It takes three: The genetic mutations that made rice cultivation possible

In Japan and other Asian countries, rice has long been a common food. The findings of a recent study by an international research partnership 

point to three gene alterations that make the seeds (i.e., the rice grains) fall from the plant less readily as the cause of the emergence of cultivated rice from wild rice plants.

In their research, the scientists found that although the three mutations individually have minimal impact, when all three mutations are present

the rice plant's panicles retain more of its seeds, increasing crop yield.

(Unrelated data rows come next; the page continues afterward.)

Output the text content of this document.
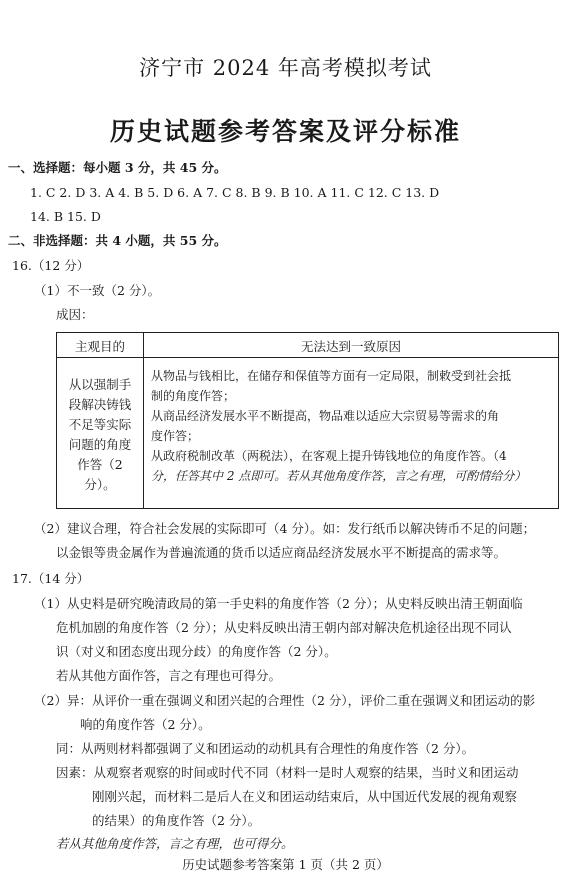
济宁市 2024 年高考模拟考试
历史试题参考答案及评分标准
一、选择题：每小题 3 分，共 45 分。
1. C 2. D 3. A 4. B 5. D 6. A 7. C 8. B 9. B 10. A 11. C 12. C 13. D
14. B 15. D
二、非选择题：共 4 小题，共 55 分。
16.（12 分）
（1）不一致（2 分）。
成因：
主观目的	无法达到一致原因
从以强制手
段解决铸钱
不足等实际
问题的角度
作答（2 分）。
从物品与钱相比，在储存和保值等方面有一定局限，制敕受到社会抵
制的角度作答；
从商品经济发展水平不断提高，物品难以适应大宗贸易等需求的角
度作答；
从政府税制改革（两税法），在客观上提升铸钱地位的角度作答。（4
分，任答其中 2 点即可。若从其他角度作答，言之有理，可酌情给分）
（2）建议合理，符合社会发展的实际即可（4 分）。如：发行纸币以解决铸币不足的问题；
以金银等贵金属作为普遍流通的货币以适应商品经济发展水平不断提高的需求等。
17.（14 分）
（1）从史料是研究晚清政局的第一手史料的角度作答（2 分）；从史料反映出清王朝面临
危机加剧的角度作答（2 分）；从史料反映出清王朝内部对解决危机途径出现不同认
识（对义和团态度出现分歧）的角度作答（2 分）。
若从其他方面作答，言之有理也可得分。
（2）异：从评价一重在强调义和团兴起的合理性（2 分），评价二重在强调义和团运动的影
响的角度作答（2 分）。
同：从两则材料都强调了义和团运动的动机具有合理性的角度作答（2 分）。
因素：从观察者观察的时间或时代不同（材料一是时人观察的结果，当时义和团运动
刚刚兴起，而材料二是后人在义和团运动结束后，从中国近代发展的视角观察
的结果）的角度作答（2 分）。
若从其他角度作答，言之有理，也可得分。
历史试题参考答案第 1 页（共 2 页）
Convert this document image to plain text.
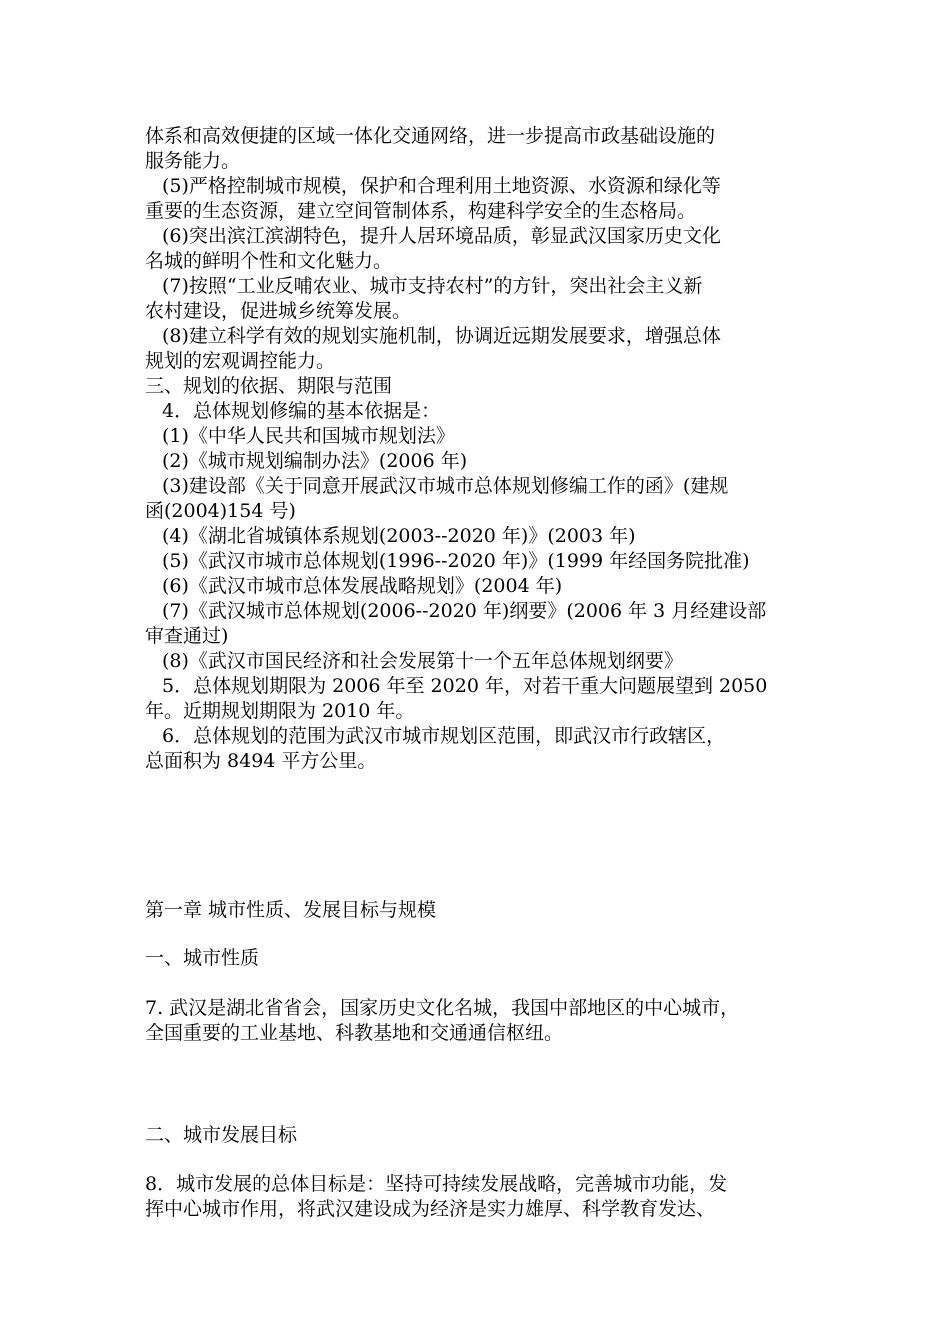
体系和高效便捷的区域一体化交通网络，进一步提高市政基础设施的
服务能力。
(5)严格控制城市规模，保护和合理利用土地资源、水资源和绿化等
重要的生态资源，建立空间管制体系，构建科学安全的生态格局。
(6)突出滨江滨湖特色，提升人居环境品质，彰显武汉国家历史文化
名城的鲜明个性和文化魅力。
(7)按照“工业反哺农业、城市支持农村”的方针，突出社会主义新
农村建设，促进城乡统筹发展。
(8)建立科学有效的规划实施机制，协调近远期发展要求，增强总体
规划的宏观调控能力。
三、规划的依据、期限与范围
4．总体规划修编的基本依据是：
(1)《中华人民共和国城市规划法》
(2)《城市规划编制办法》(2006 年)
(3)建设部《关于同意开展武汉市城市总体规划修编工作的函》(建规
函(2004)154 号)
(4)《湖北省城镇体系规划(2003--2020 年)》(2003 年)
(5)《武汉市城市总体规划(1996--2020 年)》(1999 年经国务院批准)
(6)《武汉市城市总体发展战略规划》(2004 年)
(7)《武汉城市总体规划(2006--2020 年)纲要》(2006 年 3 月经建设部
审查通过)
(8)《武汉市国民经济和社会发展第十一个五年总体规划纲要》
5．总体规划期限为 2006 年至 2020 年，对若干重大问题展望到 2050
年。近期规划期限为 2010 年。
6．总体规划的范围为武汉市城市规划区范围，即武汉市行政辖区，
总面积为 8494 平方公里。
第一章 城市性质、发展目标与规模
一、城市性质
7. 武汉是湖北省省会，国家历史文化名城，我国中部地区的中心城市，
全国重要的工业基地、科教基地和交通通信枢纽。
二、城市发展目标
8．城市发展的总体目标是：坚持可持续发展战略，完善城市功能，发
挥中心城市作用，将武汉建设成为经济是实力雄厚、科学教育发达、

When our ancestors found and began to nurture rice plants that do not drop their seeds easily, paving the door for reliable rice production

it is thought that wild rice was first domesticated. It is believed that these research findings may help design high-yield rice cultivars where every grain can be gathered

decreasing wastage, as well as future improvements to the ease with which rice seeds fall (i.e. making the crop easier to thresh).

Researchers from the Graduate School of Agriculture at Kobe University (Japan), the National Institute of Genetics (Japan), University College London (UK), University of Warwick (UK)

 Yezin Agricultural University (Myanmar), and the Cambodian Agricultural Research and Development Institute worked together to make this discovery.

On June 23, these study results were published online in the PNAS journal of the National Academy of Sciences of the United States of America.